It can be tempting to look at your 401(k), IRA, TSP, or other retirement account and think that you’ve got it made. Maybe you have $100,000 in your account, or $250,000, or maybe you’re one of those lucky ones with over $1 million. But rather than thinking of the lump sum in your account, have you thought about how much that account will net you each month in retirement?
If you have a traditional (non-Roth) IRA or 401(k) retirement account, you’ll have to pay taxes on your distributions from your account. And if you have any additional income coming in, such as Social Security, a pension, or other investment income, that could bump you up into a higher tax bracket.
You also have to remember that inflation will eat away the purchasing power of your investments over time. Since you could very well live 20 or 30 years in retirement, your cost of living could easily double over the course of your retirement, further eating away at your savings.
The recently passed SECURE Act has ushered in a number of changes to retirement accounts, among them changes to required minimum distributions, disbursement of inherited IRAs, and eliminating age limits on some IRA contributions. But the new law is also requiring retirement plan sponsors to provide investors with the projected monthly income that would result from their investments.
Rules and regulations surrounding that information have yet to be formulated, as differing assumptions can result in differing figures. But providing that information will give many investors at least a ballpark figure for how much money they can expect their retirement accounts to provide them in retirement.
If you’re interested in calculating for yourself how much you can expect per month in retirement, or how long your retirement savings will last, there are four important factors that you need to take into account.
1. Return on Investment
When you retire, you won’t be turning your retirement savings into cash overnight. For one thing, cash is a lousy investment, guaranteed to lose you purchasing power each year due to inflation. For another thing, taking distributions from your retirement accounts will result in a tax liability, which you want to avoid as much as possible.
Your retirement savings need to keep working for you into retirement, but like most retirees you’ll probably want to adjust your risk profile so that you’re not taking a gamble with your funds. That means drawing down your holdings of stocks and risky bonds, and investing in gold, silver, or other stable hedges.
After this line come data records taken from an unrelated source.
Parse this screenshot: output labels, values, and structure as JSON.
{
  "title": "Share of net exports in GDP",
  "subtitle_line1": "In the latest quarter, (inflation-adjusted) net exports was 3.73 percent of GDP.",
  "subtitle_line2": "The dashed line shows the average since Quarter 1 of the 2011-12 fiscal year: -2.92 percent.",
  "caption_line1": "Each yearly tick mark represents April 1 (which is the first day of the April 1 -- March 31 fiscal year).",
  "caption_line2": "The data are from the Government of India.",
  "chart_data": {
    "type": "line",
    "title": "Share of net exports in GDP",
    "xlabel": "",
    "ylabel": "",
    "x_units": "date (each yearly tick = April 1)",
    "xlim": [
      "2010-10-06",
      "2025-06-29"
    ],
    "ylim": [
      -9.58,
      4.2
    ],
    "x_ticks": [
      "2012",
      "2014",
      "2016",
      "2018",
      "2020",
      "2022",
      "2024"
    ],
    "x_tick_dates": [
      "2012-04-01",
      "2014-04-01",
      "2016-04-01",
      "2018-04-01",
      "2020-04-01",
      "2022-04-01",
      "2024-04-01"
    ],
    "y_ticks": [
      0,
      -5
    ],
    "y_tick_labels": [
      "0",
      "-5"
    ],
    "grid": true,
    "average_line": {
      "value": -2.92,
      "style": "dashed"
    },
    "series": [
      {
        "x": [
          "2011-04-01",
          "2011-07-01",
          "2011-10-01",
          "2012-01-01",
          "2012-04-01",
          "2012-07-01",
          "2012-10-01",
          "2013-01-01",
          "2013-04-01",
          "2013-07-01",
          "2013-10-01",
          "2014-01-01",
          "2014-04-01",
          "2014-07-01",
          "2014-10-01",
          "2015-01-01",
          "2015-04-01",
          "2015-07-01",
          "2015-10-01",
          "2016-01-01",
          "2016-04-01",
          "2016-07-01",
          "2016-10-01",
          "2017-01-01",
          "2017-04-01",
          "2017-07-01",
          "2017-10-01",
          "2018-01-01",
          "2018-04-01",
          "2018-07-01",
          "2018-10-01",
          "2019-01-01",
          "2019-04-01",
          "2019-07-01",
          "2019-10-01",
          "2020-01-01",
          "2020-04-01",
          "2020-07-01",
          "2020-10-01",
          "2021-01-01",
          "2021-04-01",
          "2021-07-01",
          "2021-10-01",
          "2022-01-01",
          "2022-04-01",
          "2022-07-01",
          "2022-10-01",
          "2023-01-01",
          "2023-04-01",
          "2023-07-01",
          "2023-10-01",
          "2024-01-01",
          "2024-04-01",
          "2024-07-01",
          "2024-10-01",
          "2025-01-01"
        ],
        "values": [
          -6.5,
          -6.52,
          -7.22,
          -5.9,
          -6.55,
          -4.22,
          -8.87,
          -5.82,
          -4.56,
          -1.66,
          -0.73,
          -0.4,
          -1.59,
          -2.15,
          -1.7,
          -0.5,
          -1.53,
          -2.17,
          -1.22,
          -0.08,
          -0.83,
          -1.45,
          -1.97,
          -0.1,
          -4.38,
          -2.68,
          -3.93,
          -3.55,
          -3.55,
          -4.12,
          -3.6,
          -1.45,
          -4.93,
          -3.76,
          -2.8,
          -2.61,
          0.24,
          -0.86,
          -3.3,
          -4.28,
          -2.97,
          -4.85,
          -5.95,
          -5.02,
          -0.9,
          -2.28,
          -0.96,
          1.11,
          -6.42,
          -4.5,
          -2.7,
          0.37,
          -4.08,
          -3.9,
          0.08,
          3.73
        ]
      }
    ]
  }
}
When it comes to planning your retirement income, the makeup of your investment portfolio will determine your overall return. Because your portfolio is less risky, you’ll likely make a lower return than when you were working, but you still want to make sure that you get a positive return after adjusting for inflation.
Inflation isn’t a natural occurrence, but it’s the natural result of central banks creating more and more money. As they continue to pump money into the economy, prices rise. And while official inflation figures are at 2% or less, the actual rise in the cost of living for many American households is far more.
That increased cost of living will become even more pronounced in retirement, as your healthcare costs will begin to increase significantly. So despite government figures proclaiming inflation to be low, your actual household inflation rate could be 4-5% or more. That’s something you’ll have to figure in to your retirement planning.
The amount of time you live after retirement will play a big role in how much monthly income your retirement accounts will pay out. If you die five years after retirement, you obviously won’t have much time to dip into your savings. But if you live for 40 years after retirement, you’d better hope that you’ve either saved enough to survive, or that your children are prepared to assist you.
The average 65-year-old man today lives another 19 years, while the average 65-year-old woman lives 21 years. So figure that your retirement savings will have to last you at least 20 years. Even better, assume that they’ll have to last you 25 years. It never hurts to be too conservative in your financial planning. Once you’ve established your potential lifespan, you can begin to calculate how much monthly income your retirement accounts will bring.
While rate of return, inflation, and lifespan are out of your control, spending is largely within your control. Obviously expenses like healthcare will be largely dependent on other factors, but you can control expenses like food, clothing, housing, and travel.
This is where you figure out if you still need that large house you bought when you were raising children, or if you still need two or three cars. And while you may do some traveling when you first retire, as you age you may no longer feel the same desire to travel, or you may not be physically able to travel as you once did. If you’re able to cut down on your spending and only spend on what you really need, your retirement savings will go a lot farther.
Focusing on these four factors will help anyone assess the health of their retirement savings and their ability to provide for themselves in retirement. Don’t just trust your retirement plan sponsor to tell you what to expect, do your own homework to ensure that you don’t enter retirement underprepared.